Has Putin Miscalculated?

oilprice |  While it was no surprise that China abstained when the UN Security Council voted to condemn Russia’s invasion of Ukraine, the abstentions from the UAE and India were more surprising. 

This vote highlights that Washington’s ability to counter the influence of China and Russia in the Middle East is limited. 

The fading influence of the U.S. in the Middle East is a result of its withdrawal from the Iran nuclear deal, its withdrawal from Syria, and its failure in Afghanistan.
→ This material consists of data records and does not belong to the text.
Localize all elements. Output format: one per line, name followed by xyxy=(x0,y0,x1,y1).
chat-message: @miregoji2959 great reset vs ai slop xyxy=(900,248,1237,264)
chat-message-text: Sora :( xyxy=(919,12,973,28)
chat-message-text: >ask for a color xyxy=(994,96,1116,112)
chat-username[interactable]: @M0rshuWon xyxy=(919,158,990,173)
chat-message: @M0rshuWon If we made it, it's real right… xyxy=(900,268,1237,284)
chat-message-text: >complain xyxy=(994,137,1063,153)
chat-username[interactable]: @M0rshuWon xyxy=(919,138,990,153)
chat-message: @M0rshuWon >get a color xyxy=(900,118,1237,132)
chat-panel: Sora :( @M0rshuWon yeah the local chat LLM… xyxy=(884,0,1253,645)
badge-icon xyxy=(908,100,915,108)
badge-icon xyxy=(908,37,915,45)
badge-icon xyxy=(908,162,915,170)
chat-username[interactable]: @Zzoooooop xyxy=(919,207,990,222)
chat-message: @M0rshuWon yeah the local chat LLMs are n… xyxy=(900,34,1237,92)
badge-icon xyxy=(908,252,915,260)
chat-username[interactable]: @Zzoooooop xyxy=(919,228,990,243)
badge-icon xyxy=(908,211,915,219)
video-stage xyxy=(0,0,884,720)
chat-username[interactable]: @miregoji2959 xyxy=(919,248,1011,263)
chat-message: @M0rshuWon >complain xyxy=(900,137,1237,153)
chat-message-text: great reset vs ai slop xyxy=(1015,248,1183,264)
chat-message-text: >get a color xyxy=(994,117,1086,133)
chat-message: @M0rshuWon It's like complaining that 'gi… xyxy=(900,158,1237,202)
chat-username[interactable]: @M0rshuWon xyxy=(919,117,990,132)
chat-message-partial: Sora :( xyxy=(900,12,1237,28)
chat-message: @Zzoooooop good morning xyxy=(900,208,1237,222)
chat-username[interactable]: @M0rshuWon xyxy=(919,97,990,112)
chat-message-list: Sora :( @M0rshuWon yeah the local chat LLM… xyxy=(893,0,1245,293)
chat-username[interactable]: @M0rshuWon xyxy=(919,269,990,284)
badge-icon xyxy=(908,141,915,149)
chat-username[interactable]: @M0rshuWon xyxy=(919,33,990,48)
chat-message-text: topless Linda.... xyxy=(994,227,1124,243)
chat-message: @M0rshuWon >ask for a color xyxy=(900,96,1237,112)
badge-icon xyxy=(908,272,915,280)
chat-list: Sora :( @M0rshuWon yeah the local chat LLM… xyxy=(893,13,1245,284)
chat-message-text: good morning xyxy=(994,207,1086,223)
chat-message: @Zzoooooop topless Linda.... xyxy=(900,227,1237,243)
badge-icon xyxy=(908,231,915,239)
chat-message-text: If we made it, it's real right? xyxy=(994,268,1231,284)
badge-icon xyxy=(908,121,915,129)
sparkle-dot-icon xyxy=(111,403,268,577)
Last week’s failure of the UAE and India – along with just China – to vote in favor of the UN Security Council’s resolution to condemn Russia's aggression against Ukraine and to demand the immediate, complete, and unconditional withdrawal of Russian forces from the neighboring country earned all three countries the explicit thanks of Russia. It also highlights the broader shift in the once clear-cut global political alliances to the two principal power blocs in the world: the U.S. and its allies on the one hand, and China-Russia and its allies on the other. 

Nowhere has this shift been more evident in recent months than in the cases of the UAE - which on 13 August 2020 became the first country to sign a U.S.-sponsored ‘relationship normalization’ deal with Israel - and of India. Saudi Arabia is on the same level, as is analyzed in-depth in my new book on the global oil markets, and reinforced this with the very recent statement that it is still committed to working alongside Russia in OPEC+. The clear and principal purpose of the U.S. in brokering these relationship normalization deals, and those that followed, was to counter the burgeoning influence of China and Russia in the Middle East. However, not only has the UAE in recent months been keen to distance itself from such a unipolar view of its global political allegiances but also now India – which had been intended by the U.S. as a replacement global bid for China in the oil market – has stepped back from fully committing the role envisaged for it by Washington. 

Shortly after the concept of the relationship normalization deals between Israel and as many countries in the Middle East and North Africa as possible had been originated in the U.S., various high-level sources in Washington let it be known that its new oil and gas market world order would, as far as the Middle East was concerned, involve Gulf states selling oil and gas predominantly to U.S. allies, including India, and that India as well would be the big back-up global bid for the commodities. This meant that in times of crisis, such as is now occurring in Ukraine, energy supplies to Western powers would not be subject to the potentially devastating threats that could proceed from Russia simply cutting off its gas supplies to Europe or, as has more recently happened with widespread sanctions against Russia, leave many U.S. allies in Europe scrabbling around to find alternative energy supplies. It was thought, as also analyzed in-depth in my new book on the global oil markets, that the relationship normalization deals would allow the U.S. and its allies to, in effect, corner large elements of the oil and gas supply in the Middle East. It was also thought by Washington that, by positioning India as the global replacement buyer for oil and gas instead of China, China’s geopolitical position in its own backyard of Asia Pacific would be weakened over time. 

There is every reason to expect this strategy to work, provided that the U.S. begins to ‘encourage’ the countries involved to understand that the new world order (as clearly heralded by the Russian invasion of Ukraine) is a zero-sum game, with one side ultimately winning at the other’s expense, and that all countries need to pick a side and be prepared to be judged by which side they pick. At the time that the U.S. made the decision to substitute China with India in the global oil and gas markets, military units of India and China had clashed on 15 June 2020 in the disputed territory of the Galwan Valley in the Himalayas. As also examined in my new book on the global oil markets, this clash reflected a much greater change in the core relationship between the two countries than the relatively small number of casualties might have implied. It marked a new ‘push back’ strategy from India against China’s policy of seeking to increase its economic and military alliances from Asia through the Middle East and into Southern Europe, in line with its multi-layered multi-generational project, ‘One Belt, One Road’ (OBOR). Until China dramatically upped the tempo of this OBOR-related policy – at around the same time as the U.S. signaled its lack of interest in continuing its own large-scale activities in the Middle East through its withdrawal from the Joint Comprehensive Plan of Action with Iran and its withdrawal from much of Syria – India had stuck to a policy of trying to contain China. With the announcement in August 2020 of the U.S.-brokered Israel-UAE ‘normalization deal’ it appeared that a new corridor of co-operation was being developed from the U.S. (and Israel), through the UAE (and Kuwait, Bahrain, and in part Saudi Arabia) to India, as a regional counterbalance to China’s growing sphere of influence.